Reklama product placement z każdym nowym rokiem zyskuje. Odbiorcy, zmęczeni blokami reklamowymi przestają zwracać na nie uwagę, dlatego product placement w filmach i relacjach TV nabiera nowej mocy.
Czym jest reklama product placement? Najprościej rzecz biorąc jest to umieszczenie w fabule filmu, serialu czy choćby programu rozrywkowego produktu konkretnej firmy tak, aby wpajał się w akcję, nie drażnił i jednocześnie silnie oddziaływał na oglądającego. Przykładowo, oglądając swój ulubiony serial widzimy, jak główny bohater wybiera konkretne czekoladki, pije wciąż herbatę jednej marki lub nosi koszulkę z wielkim logo „ukochanej” firmy sportowej. Taka reklama wygląda bardzo życiowo, przyciąga uwagę i sama w sobie sprawia, że mamy ochotę po tę czy inną rzecz promowaną w filmie sięgnąć.

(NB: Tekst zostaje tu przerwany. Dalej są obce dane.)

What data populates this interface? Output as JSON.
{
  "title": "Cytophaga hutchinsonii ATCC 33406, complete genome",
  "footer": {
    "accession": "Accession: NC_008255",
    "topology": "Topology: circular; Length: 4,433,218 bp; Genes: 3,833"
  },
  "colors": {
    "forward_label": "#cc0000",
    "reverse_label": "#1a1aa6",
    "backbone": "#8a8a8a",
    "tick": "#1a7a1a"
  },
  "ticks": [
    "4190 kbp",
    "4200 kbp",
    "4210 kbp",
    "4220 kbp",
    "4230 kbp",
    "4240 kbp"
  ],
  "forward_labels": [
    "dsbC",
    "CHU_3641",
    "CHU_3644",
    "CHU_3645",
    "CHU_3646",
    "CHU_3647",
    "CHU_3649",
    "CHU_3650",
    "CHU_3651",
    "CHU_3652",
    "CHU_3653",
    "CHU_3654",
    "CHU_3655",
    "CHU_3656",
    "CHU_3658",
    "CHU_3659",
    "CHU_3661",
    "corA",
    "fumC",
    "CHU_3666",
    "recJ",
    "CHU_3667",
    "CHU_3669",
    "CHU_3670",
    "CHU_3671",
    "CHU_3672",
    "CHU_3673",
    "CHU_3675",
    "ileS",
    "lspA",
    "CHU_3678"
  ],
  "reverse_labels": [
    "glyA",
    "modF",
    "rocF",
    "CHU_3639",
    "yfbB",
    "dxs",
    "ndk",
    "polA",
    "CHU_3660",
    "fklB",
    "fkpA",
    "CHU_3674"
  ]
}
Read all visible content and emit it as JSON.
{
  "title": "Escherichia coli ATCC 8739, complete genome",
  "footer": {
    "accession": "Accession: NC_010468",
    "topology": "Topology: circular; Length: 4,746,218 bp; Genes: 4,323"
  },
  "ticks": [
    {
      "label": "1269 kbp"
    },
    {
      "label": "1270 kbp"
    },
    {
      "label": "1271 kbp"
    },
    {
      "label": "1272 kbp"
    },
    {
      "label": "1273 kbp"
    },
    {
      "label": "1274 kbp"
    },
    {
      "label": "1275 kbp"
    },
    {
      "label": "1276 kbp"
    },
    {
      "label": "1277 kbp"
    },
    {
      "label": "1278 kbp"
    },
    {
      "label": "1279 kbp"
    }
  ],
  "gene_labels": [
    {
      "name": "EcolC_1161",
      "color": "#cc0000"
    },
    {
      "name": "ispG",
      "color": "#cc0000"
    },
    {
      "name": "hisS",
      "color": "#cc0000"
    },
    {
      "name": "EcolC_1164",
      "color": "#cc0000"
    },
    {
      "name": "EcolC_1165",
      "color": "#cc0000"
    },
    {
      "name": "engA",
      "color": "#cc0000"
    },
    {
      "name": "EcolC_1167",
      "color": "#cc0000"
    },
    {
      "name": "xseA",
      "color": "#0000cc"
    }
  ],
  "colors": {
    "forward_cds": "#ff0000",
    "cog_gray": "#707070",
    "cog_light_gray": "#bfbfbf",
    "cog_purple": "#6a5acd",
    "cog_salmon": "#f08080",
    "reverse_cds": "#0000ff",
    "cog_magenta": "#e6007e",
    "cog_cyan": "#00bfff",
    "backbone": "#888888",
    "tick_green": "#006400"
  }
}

Oczywiście, mimo iż reklama tego rodzaju sama w sobie jest genialna, to bardzo łatwo można się na niej „przejechać”. Jeśli główny bohater filmu będzie przez cały odcinek chodził ze szklaną butelką napoju energetycznego w dłoni, albo przez 5 odcinków załatwiał w konkretnym banku kredyt, to zamiast kuszenia ciekawą fabułą i dyskretną reklamą, program szybko zamieni się w kolejny blok reklamowy, który nikogo przez odbiornik telewizora nie ściągnie.
Z reklamą typu product placement jest jak z każdą inną: co za dużo, to niezdrowo! Pozostaje mieć nadzieję, że reklamodawcy uczą się na błędach i nie zaczną produkować setek beznadziejnych seriali tylko po to, żeby upchnąć w nich promowane przez siebie produkty.